In one of the later scenes, the woman packs a box full of things that remind her of her ex, holding up each one to examine it, sometimes with a flashback for the benefit of her audience—a moonlit picnic, a giddy joyride, a stolen kiss. Then, suddenly, she’s weeping, violently, bitterly, with childlike despair. Helena joins her and keeps sobbing long after the woman on TV, long after she’s turned off the set. What’s going on? What’s wrong with her? She can’t think, can’t breathe. But she knows this weeping, this desperate weeping after you’ve given up on everything, and it’s the last thing you can do, a thing without hope.
Who was weeping like that? Why did that scene feel so familiar? Maybe she’d seen the movie and forgotten it. But that wouldn’t be so gutting.

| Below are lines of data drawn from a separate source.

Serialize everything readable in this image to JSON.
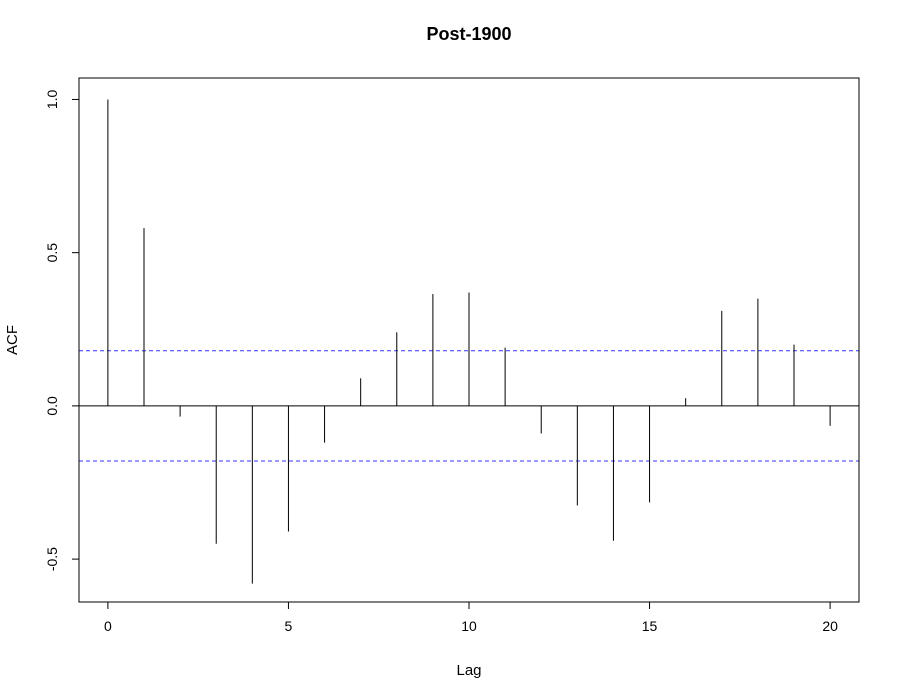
{
  "chart_data": {
    "type": "bar",
    "title": "Post-1900",
    "xlabel": "Lag",
    "ylabel": "ACF",
    "xlim": [
      -0.8,
      20.8
    ],
    "ylim": [
      -0.64,
      1.07
    ],
    "x_ticks": [
      "0",
      "5",
      "10",
      "15",
      "20"
    ],
    "y_ticks": [
      "-0.5",
      "0.0",
      "0.5",
      "1.0"
    ],
    "lags": [
      0,
      1,
      2,
      3,
      4,
      5,
      6,
      7,
      8,
      9,
      10,
      11,
      12,
      13,
      14,
      15,
      16,
      17,
      18,
      19,
      20
    ],
    "values": [
      1.0,
      0.58,
      -0.035,
      -0.45,
      -0.58,
      -0.41,
      -0.12,
      0.09,
      0.24,
      0.365,
      0.37,
      0.19,
      -0.09,
      -0.325,
      -0.44,
      -0.315,
      0.025,
      0.31,
      0.35,
      0.2,
      -0.065
    ],
    "confidence_bound": 0.18,
    "confidence_color": "#3333ff",
    "bar_color": "#000000",
    "grid": false,
    "legend": "none"
  }
}
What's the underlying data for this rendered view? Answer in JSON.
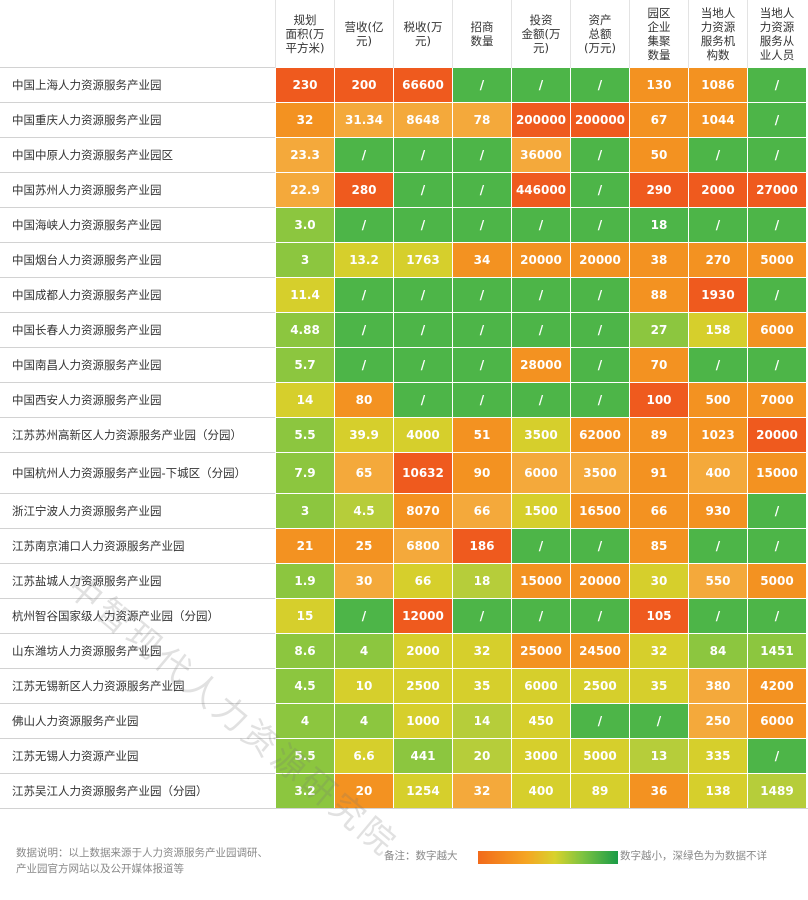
{
  "headers": [
    "规划面积(万平方米)",
    "营收(亿元)",
    "税收(万元)",
    "招商数量",
    "投资金额(万元)",
    "资产总额(万元)",
    "园区企业集聚数量",
    "当地人力资源服务机构数",
    "当地人力资源服务从业人员"
  ],
  "header_lines": [
    [
      "规划",
      "面积(万",
      "平方米)"
    ],
    [
      "营收(亿",
      "元)"
    ],
    [
      "税收(万",
      "元)"
    ],
    [
      "招商",
      "数量"
    ],
    [
      "投资",
      "金额(万",
      "元)"
    ],
    [
      "资产",
      "总额",
      "(万元)"
    ],
    [
      "园区",
      "企业",
      "集聚",
      "数量"
    ],
    [
      "当地人",
      "力资源",
      "服务机",
      "构数"
    ],
    [
      "当地人",
      "力资源",
      "服务从",
      "业人员"
    ]
  ],
  "colors": {
    "deep_orange": "#ef5a1e",
    "orange": "#f39221",
    "light_orange": "#f4a93b",
    "yellow": "#d6cf2c",
    "yellow_green": "#b6cd3a",
    "light_green": "#8cc63f",
    "green": "#4db548",
    "dark_green": "#17973f"
  },
  "chart_data": {
    "type": "heatmap",
    "rows": [
      {
        "name": "中国上海人力资源服务产业园",
        "values": [
          "230",
          "200",
          "66600",
          "/",
          "/",
          "/",
          "130",
          "1086",
          "/"
        ],
        "colors": [
          "deep_orange",
          "deep_orange",
          "deep_orange",
          "green",
          "green",
          "green",
          "orange",
          "orange",
          "green"
        ]
      },
      {
        "name": "中国重庆人力资源服务产业园",
        "values": [
          "32",
          "31.34",
          "8648",
          "78",
          "200000",
          "200000",
          "67",
          "1044",
          "/"
        ],
        "colors": [
          "orange",
          "light_orange",
          "light_orange",
          "light_orange",
          "deep_orange",
          "deep_orange",
          "orange",
          "orange",
          "green"
        ]
      },
      {
        "name": "中国中原人力资源服务产业园区",
        "values": [
          "23.3",
          "/",
          "/",
          "/",
          "36000",
          "/",
          "50",
          "/",
          "/"
        ],
        "colors": [
          "light_orange",
          "green",
          "green",
          "green",
          "light_orange",
          "green",
          "orange",
          "green",
          "green"
        ]
      },
      {
        "name": "中国苏州人力资源服务产业园",
        "values": [
          "22.9",
          "280",
          "/",
          "/",
          "446000",
          "/",
          "290",
          "2000",
          "27000"
        ],
        "colors": [
          "light_orange",
          "deep_orange",
          "green",
          "green",
          "deep_orange",
          "green",
          "deep_orange",
          "deep_orange",
          "deep_orange"
        ]
      },
      {
        "name": "中国海峡人力资源服务产业园",
        "values": [
          "3.0",
          "/",
          "/",
          "/",
          "/",
          "/",
          "18",
          "/",
          "/"
        ],
        "colors": [
          "light_green",
          "green",
          "green",
          "green",
          "green",
          "green",
          "green",
          "green",
          "green"
        ]
      },
      {
        "name": "中国烟台人力资源服务产业园",
        "values": [
          "3",
          "13.2",
          "1763",
          "34",
          "20000",
          "20000",
          "38",
          "270",
          "5000"
        ],
        "colors": [
          "light_green",
          "yellow",
          "yellow",
          "orange",
          "orange",
          "orange",
          "orange",
          "orange",
          "orange"
        ]
      },
      {
        "name": "中国成都人力资源服务产业园",
        "values": [
          "11.4",
          "/",
          "/",
          "/",
          "/",
          "/",
          "88",
          "1930",
          "/"
        ],
        "colors": [
          "yellow",
          "green",
          "green",
          "green",
          "green",
          "green",
          "orange",
          "deep_orange",
          "green"
        ]
      },
      {
        "name": "中国长春人力资源服务产业园",
        "values": [
          "4.88",
          "/",
          "/",
          "/",
          "/",
          "/",
          "27",
          "158",
          "6000"
        ],
        "colors": [
          "light_green",
          "green",
          "green",
          "green",
          "green",
          "green",
          "light_green",
          "yellow",
          "orange"
        ]
      },
      {
        "name": "中国南昌人力资源服务产业园",
        "values": [
          "5.7",
          "/",
          "/",
          "/",
          "28000",
          "/",
          "70",
          "/",
          "/"
        ],
        "colors": [
          "light_green",
          "green",
          "green",
          "green",
          "orange",
          "green",
          "orange",
          "green",
          "green"
        ]
      },
      {
        "name": "中国西安人力资源服务产业园",
        "values": [
          "14",
          "80",
          "/",
          "/",
          "/",
          "/",
          "100",
          "500",
          "7000"
        ],
        "colors": [
          "yellow",
          "orange",
          "green",
          "green",
          "green",
          "green",
          "deep_orange",
          "orange",
          "orange"
        ]
      },
      {
        "name": "江苏苏州高新区人力资源服务产业园（分园）",
        "values": [
          "5.5",
          "39.9",
          "4000",
          "51",
          "3500",
          "62000",
          "89",
          "1023",
          "20000"
        ],
        "colors": [
          "light_green",
          "yellow",
          "yellow",
          "orange",
          "yellow",
          "orange",
          "orange",
          "orange",
          "deep_orange"
        ]
      },
      {
        "name": "中国杭州人力资源服务产业园-下城区（分园）",
        "values": [
          "7.9",
          "65",
          "10632",
          "90",
          "6000",
          "3500",
          "91",
          "400",
          "15000"
        ],
        "colors": [
          "light_green",
          "light_orange",
          "deep_orange",
          "orange",
          "light_orange",
          "light_orange",
          "orange",
          "light_orange",
          "orange"
        ]
      },
      {
        "name": "浙江宁波人力资源服务产业园",
        "values": [
          "3",
          "4.5",
          "8070",
          "66",
          "1500",
          "16500",
          "66",
          "930",
          "/"
        ],
        "colors": [
          "light_green",
          "yellow_green",
          "orange",
          "light_orange",
          "yellow",
          "orange",
          "orange",
          "orange",
          "green"
        ]
      },
      {
        "name": "江苏南京浦口人力资源服务产业园",
        "values": [
          "21",
          "25",
          "6800",
          "186",
          "/",
          "/",
          "85",
          "/",
          "/"
        ],
        "colors": [
          "orange",
          "orange",
          "light_orange",
          "deep_orange",
          "green",
          "green",
          "orange",
          "green",
          "green"
        ]
      },
      {
        "name": "江苏盐城人力资源服务产业园",
        "values": [
          "1.9",
          "30",
          "66",
          "18",
          "15000",
          "20000",
          "30",
          "550",
          "5000"
        ],
        "colors": [
          "light_green",
          "light_orange",
          "yellow",
          "yellow_green",
          "orange",
          "orange",
          "yellow",
          "light_orange",
          "orange"
        ]
      },
      {
        "name": "杭州智谷国家级人力资源产业园（分园）",
        "values": [
          "15",
          "/",
          "12000",
          "/",
          "/",
          "/",
          "105",
          "/",
          "/"
        ],
        "colors": [
          "yellow",
          "green",
          "deep_orange",
          "green",
          "green",
          "green",
          "deep_orange",
          "green",
          "green"
        ]
      },
      {
        "name": "山东潍坊人力资源服务产业园",
        "values": [
          "8.6",
          "4",
          "2000",
          "32",
          "25000",
          "24500",
          "32",
          "84",
          "1451"
        ],
        "colors": [
          "light_green",
          "light_green",
          "yellow",
          "yellow",
          "orange",
          "orange",
          "yellow",
          "light_green",
          "light_green"
        ]
      },
      {
        "name": "江苏无锡新区人力资源服务产业园",
        "values": [
          "4.5",
          "10",
          "2500",
          "35",
          "6000",
          "2500",
          "35",
          "380",
          "4200"
        ],
        "colors": [
          "light_green",
          "yellow",
          "yellow",
          "yellow",
          "yellow",
          "yellow",
          "yellow",
          "light_orange",
          "orange"
        ]
      },
      {
        "name": "佛山人力资源服务产业园",
        "values": [
          "4",
          "4",
          "1000",
          "14",
          "450",
          "/",
          "/",
          "250",
          "6000"
        ],
        "colors": [
          "light_green",
          "light_green",
          "yellow",
          "yellow_green",
          "yellow",
          "green",
          "green",
          "light_orange",
          "orange"
        ]
      },
      {
        "name": "江苏无锡人力资源产业园",
        "values": [
          "5.5",
          "6.6",
          "441",
          "20",
          "3000",
          "5000",
          "13",
          "335",
          "/"
        ],
        "colors": [
          "light_green",
          "yellow",
          "light_green",
          "yellow_green",
          "yellow",
          "yellow",
          "yellow_green",
          "yellow",
          "green"
        ]
      },
      {
        "name": "江苏吴江人力资源服务产业园（分园）",
        "values": [
          "3.2",
          "20",
          "1254",
          "32",
          "400",
          "89",
          "36",
          "138",
          "1489"
        ],
        "colors": [
          "light_green",
          "orange",
          "yellow",
          "light_orange",
          "yellow",
          "yellow",
          "orange",
          "yellow",
          "yellow_green"
        ]
      }
    ]
  },
  "footer": {
    "note_line1": "数据说明：以上数据来源于人力资源服务产业园调研、",
    "note_line2": "产业园官方网站以及公开媒体报道等",
    "legend_left": "备注：数字越大",
    "legend_right": "数字越小，深绿色为为数据不详"
  },
  "watermark": "中智现代人力资源研究院"
}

She dries her face on the hem of her shirt and slowly, slowly manages to stop. The irrational feeling of despair, of utter abandonment, stays with her, but she fights to keep it at a distance. She could swear the weeping she remembers is her own.
But why? She doesn’t remember ever weeping like that. She often cried after a fight with Joachim, but never so achingly. And she never felt that alone in her misery—he was always there with her. It isn’t a memory she has of weeping like that or feeling like that; it’s just the familiarity of it. As if she’d tried some exotic delicacy in a far-off land, only to find that she knew the taste.
• • •
By the time Joachim gets home, she’s cleaned herself up and pasted a smile across her face. Because people are unhappy enough on their own; they don’t want to be married to someone who makes them miserable. But her happiness is sincere when he shows her the contents of a small shopping bag from Media Markt. A phone! Her own phone, to call anyone she wants! She could talk on it all day if she liked.